8. The intelligent operation and maintenance detection system for the whole life cycle of a telegraph pole based on a wireless sensor network according to claim 1, characterized in that, The modeling module establishes a digital twin model based on the location information of the utility pole and displays the health status, health status estimate, probability of fault occurrence, and emergency response of the utility pole in real time based on the digital twin model.

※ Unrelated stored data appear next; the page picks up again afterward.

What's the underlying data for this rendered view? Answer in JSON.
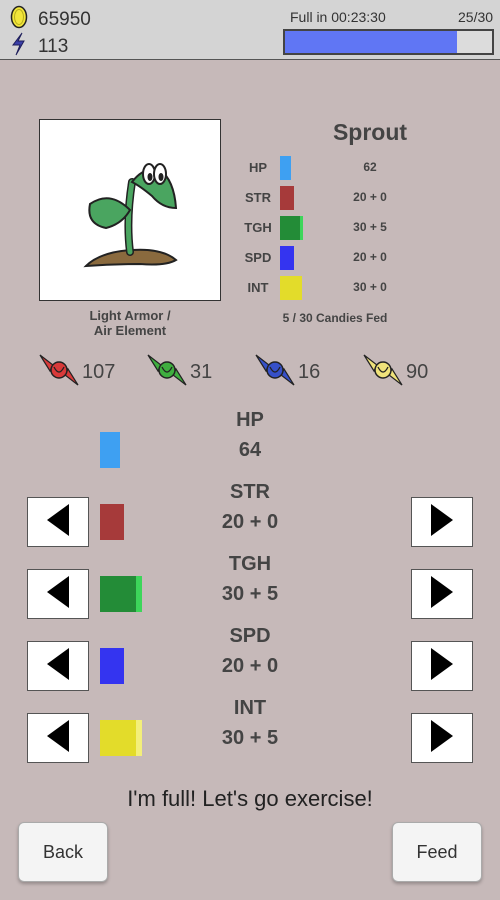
{
  "currency": {
    "coins": "65950",
    "gems": "113",
    "coin_icon": "gold-coin-icon",
    "gem_icon": "crystal-icon"
  },
  "fullness": {
    "timer_label": "Full in 00:23:30",
    "count_label": "25/30",
    "fraction": 0.833,
    "bar_color": "#6076f4"
  },
  "pet": {
    "name": "Sprout",
    "element": "Light Armor / Air Element",
    "element_line1": "Light Armor /",
    "element_line2": "Air Element",
    "candies_fed": "5 / 30 Candies Fed",
    "icon": "sprout-plant-icon"
  },
  "mini_stats": [
    {
      "label": "HP",
      "value": "62",
      "color": "#3ea0f2",
      "extra_color": null
    },
    {
      "label": "STR",
      "value": "20 + 0",
      "color": "#a63a3a",
      "extra_color": null
    },
    {
      "label": "TGH",
      "value": "30 + 5",
      "color": "#238c37",
      "extra_color": "#3dd65a"
    },
    {
      "label": "SPD",
      "value": "20 + 0",
      "color": "#3434f0",
      "extra_color": null
    },
    {
      "label": "INT",
      "value": "30 + 0",
      "color": "#e3dc2a",
      "extra_color": null
    }
  ],
  "candies": [
    {
      "name": "red-candy",
      "count": "107",
      "color": "#d83a3a"
    },
    {
      "name": "green-candy",
      "count": "31",
      "color": "#3fae3f"
    },
    {
      "name": "blue-candy",
      "count": "16",
      "color": "#3650c8"
    },
    {
      "name": "yellow-candy",
      "count": "90",
      "color": "#efe27a"
    }
  ],
  "stats": [
    {
      "label": "HP",
      "value": "64",
      "color": "#3ea0f2",
      "extra_color": null,
      "has_arrows": false
    },
    {
      "label": "STR",
      "value": "20 + 0",
      "color": "#a63a3a",
      "extra_color": null,
      "has_arrows": true
    },
    {
      "label": "TGH",
      "value": "30 + 5",
      "color": "#238c37",
      "extra_color": "#3dd65a",
      "has_arrows": true
    },
    {
      "label": "SPD",
      "value": "20 + 0",
      "color": "#3434f0",
      "extra_color": null,
      "has_arrows": true
    },
    {
      "label": "INT",
      "value": "30 + 5",
      "color": "#e3dc2a",
      "extra_color": "#f3ef7a",
      "has_arrows": true
    }
  ],
  "message": "I'm full!  Let's go exercise!",
  "buttons": {
    "back": "Back",
    "feed": "Feed"
  }
}
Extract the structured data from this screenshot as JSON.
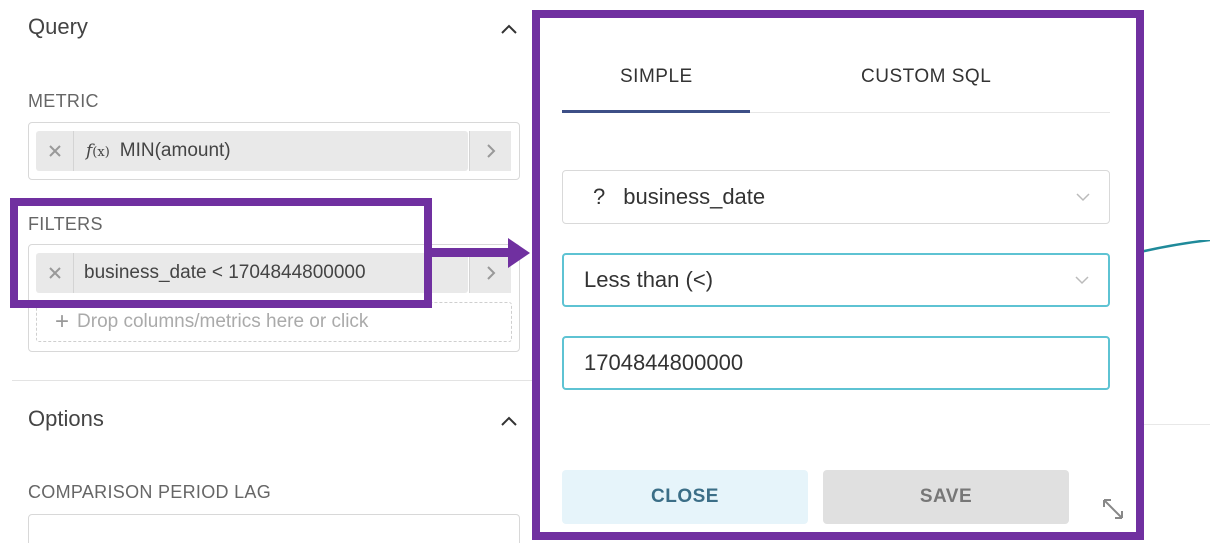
{
  "query_section": {
    "title": "Query",
    "metric_label": "METRIC",
    "metric_fx": "f",
    "metric_fx_sub": "(x)",
    "metric_value": "MIN(amount)",
    "filters_label": "FILTERS",
    "filter_value": "business_date < 1704844800000",
    "drop_placeholder": "Drop columns/metrics here or click"
  },
  "options_section": {
    "title": "Options",
    "comparison_label": "COMPARISON PERIOD LAG",
    "comparison_value": ""
  },
  "popover": {
    "tabs": [
      {
        "label": "SIMPLE",
        "active": true
      },
      {
        "label": "CUSTOM SQL",
        "active": false
      }
    ],
    "column_icon": "?",
    "column_select": "business_date",
    "operator_select": "Less than (<)",
    "value_input": "1704844800000",
    "close_label": "CLOSE",
    "save_label": "SAVE"
  },
  "colors": {
    "annotation": "#7030a0",
    "accent_teal": "#5ec3d3",
    "tab_underline": "#3d4f87"
  }
}
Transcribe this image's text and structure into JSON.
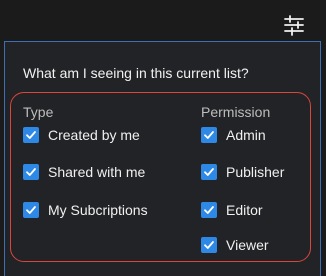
{
  "header": {
    "filter_icon": "sliders-icon"
  },
  "panel": {
    "question": "What am I seeing in this current list?",
    "type": {
      "heading": "Type",
      "options": [
        {
          "label": "Created by me",
          "checked": true
        },
        {
          "label": "Shared with me",
          "checked": true
        },
        {
          "label": "My Subcriptions",
          "checked": true
        }
      ]
    },
    "permission": {
      "heading": "Permission",
      "options": [
        {
          "label": "Admin",
          "checked": true
        },
        {
          "label": "Publisher",
          "checked": true
        },
        {
          "label": "Editor",
          "checked": true
        },
        {
          "label": "Viewer",
          "checked": true
        }
      ]
    }
  },
  "colors": {
    "background": "#1b1b1b",
    "panel": "#222326",
    "panel_border": "#3d6fb3",
    "checkbox": "#2e89e6",
    "highlight": "#d9463b"
  }
}
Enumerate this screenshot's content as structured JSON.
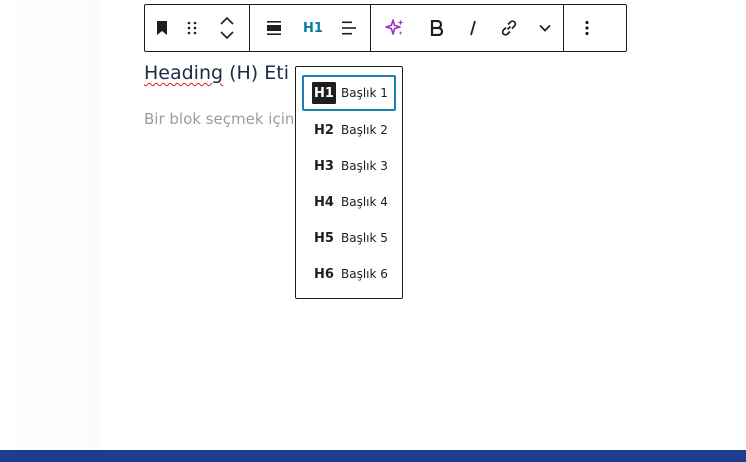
{
  "toolbar": {
    "heading_level_label": "H1",
    "icons": [
      "bookmark-icon",
      "drag-handle-icon",
      "move-up-icon",
      "move-down-icon",
      "align-icon",
      "text-align-left-icon",
      "ai-sparkle-icon",
      "bold-icon",
      "italic-icon",
      "link-icon",
      "chevron-down-icon",
      "more-options-icon"
    ],
    "accent_color": "#0a7aa0",
    "sparkle_color": "#9b30c8"
  },
  "editor": {
    "heading_word": "Heading",
    "heading_rest": " (H) Eti",
    "placeholder": "Bir blok seçmek için"
  },
  "heading_dropdown": {
    "items": [
      {
        "badge": "H1",
        "label": "Başlık 1",
        "selected": true
      },
      {
        "badge": "H2",
        "label": "Başlık 2",
        "selected": false
      },
      {
        "badge": "H3",
        "label": "Başlık 3",
        "selected": false
      },
      {
        "badge": "H4",
        "label": "Başlık 4",
        "selected": false
      },
      {
        "badge": "H5",
        "label": "Başlık 5",
        "selected": false
      },
      {
        "badge": "H6",
        "label": "Başlık 6",
        "selected": false
      }
    ]
  },
  "colors": {
    "bottom_bar": "#1e3d8f",
    "focus_ring": "#1a7eb0"
  }
}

9. The intelligent operation and maintenance detection system for the whole life cycle of electric poles based on a wireless sensor network according to claim 1, characterized in that The wireless transmission module also includes a data security unit, which is used to encrypt the health status, health status estimate, probability of fault occurrence, and early warning signals, and adopts a symmetric encryption and authentication mechanism to prevent data leakage and tampering during wireless transmission.
10. The intelligent operation and maintenance detection system for the whole life cycle of power poles based on a wireless sensor network according to claim 9, characterized in that, The symmetric encryption and authentication mechanism includes: Encryption process: C = E(K, P); Among them, C is the ciphertext; E is the encryption function; K is the encryption key; P is the plaintext data (data collected by the sensor); Decryption process: P = D(K, C); Among them, D is the decryption function; K is the decryption key, which is the same as the encryption key; C is the ciphertext; P is the decrypted plaintext data; Authentication mechanism: MAC = H(K, M); Among them, MAC is the message authentication code, which verifies the integrity of the message; H is the hash function; K is the key; M is the message.